Thank you, Johnny. First I would say that we are a company that is reporting in euros and do all of the consolidation in euros. We are exposed to fluctuations in NOK and SEK towards the euro as we have business in both Norway and Sweden, and where we are acquiring both portfolios and also collect the cash in NOK and SEK. Also on the Price-to-Book Ratio, also that question, is that 0.28? No, that is not 0.28. It's currently at 0.45.

Johnny Tsolis
CEO, Axactor

Thank you, Nina. Then we have next question. I'll also leave that for you. Here the question is, has there been any hedging of interest rates undertaken in Q3 2022? When will the target hedging be met?

Nina Mortensen
CFO, Axactor

We have a hedging policy to hedge between 50% and 70% of the outstanding debt. Currently we are at 23%. We are continuously also monitoring the markets. As of now the pricing of the hedging is considered to be too high. We will increase the hedging ratio as soon as we see that the market changes and the pricing is more favorable.

Johnny Tsolis
CEO, Axactor

Thank you. Then we have a question, and I will also answer that myself. It says, it consists of several questions. I will take it first. Can you comment on October performance so far? Yes, I can do that. It's in line with our expectations. Nothing other than what we have seen than what we saw in Q3. We have not experienced any substantial changes due to macro so far in October either. Can you discuss the strong pace of NPL acquisitions and declining liquidity in the face of an uncertain macro outlook? First of all, I would say that, we are now at around EUR 200 million.

We have said that it will be at least EUR 232 with our already committed forward flows. I would say this is almost the level that our budget is EUR 250, so we are in line with the level that we foresaw already at the start of the year. Now, we also say that we probably will end up in the high end of the interval, somewhere between EUR 270 and EUR 300 maybe. Still, we have substantial available liquidity on both in terms of cash but also undrawn credit facilities. For us, this is not a big issue for the moment.

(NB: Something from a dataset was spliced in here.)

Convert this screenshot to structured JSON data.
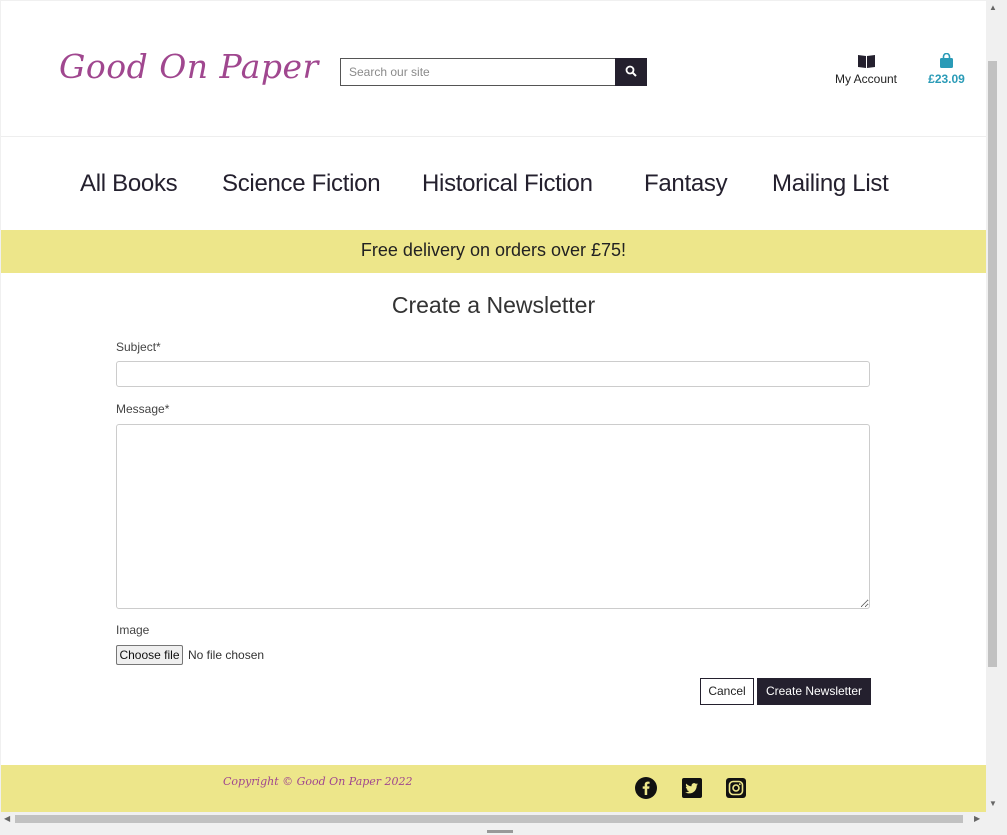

Also for, if you look further into Q1 next year, as we have also seen from the presentation, if I remember correctly, our forward flow commitment is EUR 30 million, which will be substantially below what we're actually gonna collect in Q1. This is. We are in a lucky situation because we could basically steer how much investments we want to do going forward. Currently we are not holding back on Q4 investments due to liquidity or macro. Again, macro will. It may of course have an impact in one or the other way, but it will be marginal compared to the levels that we are seeing in investment. Then next part of the question is, what's the latest expectation for the 2024 maturity? There's no expectations.

I mean, it's first of all, more than a year. It's 15 months, so it's pretty far into the future when it comes to bond markets and how that will look when we need to go into the markets. Of course what we are focusing on is to deliver better and better on the operational side of the business. Of course, we are discussing with the banks how to look upon refinancing of the RCF and so on, which will probably come first in line before we look into the bond. Then, let's come back to that in a couple of quarters. I think that's more reasonable.

We have the last part of the question is, are there any plans for further bond buybacks? We don't have any plans, but we will, if we find the price attractive and we see any window for it might be done. We did, as Nina mentioned, buyback some, was it EUR 10 million, approximately, in Q3. We will be opportunistically when it comes to bond buybacks. Of course, when we have bought back what we have done now lately in the two bond, it's a start of a refinancing, so to speak. Yes, it might be, but we don't have any current plans of doing it. That was the questions that we had.

Unless there are any on the line for further questions.

Operator

We don't currently have any audio questions on the telephone line.

Johnny Tsolis
CEO, Axactor

Okay. Perfect. Thank you very much. Thank you all for attending this third quarter presentation, and we wish all of you a great day. Bye-bye.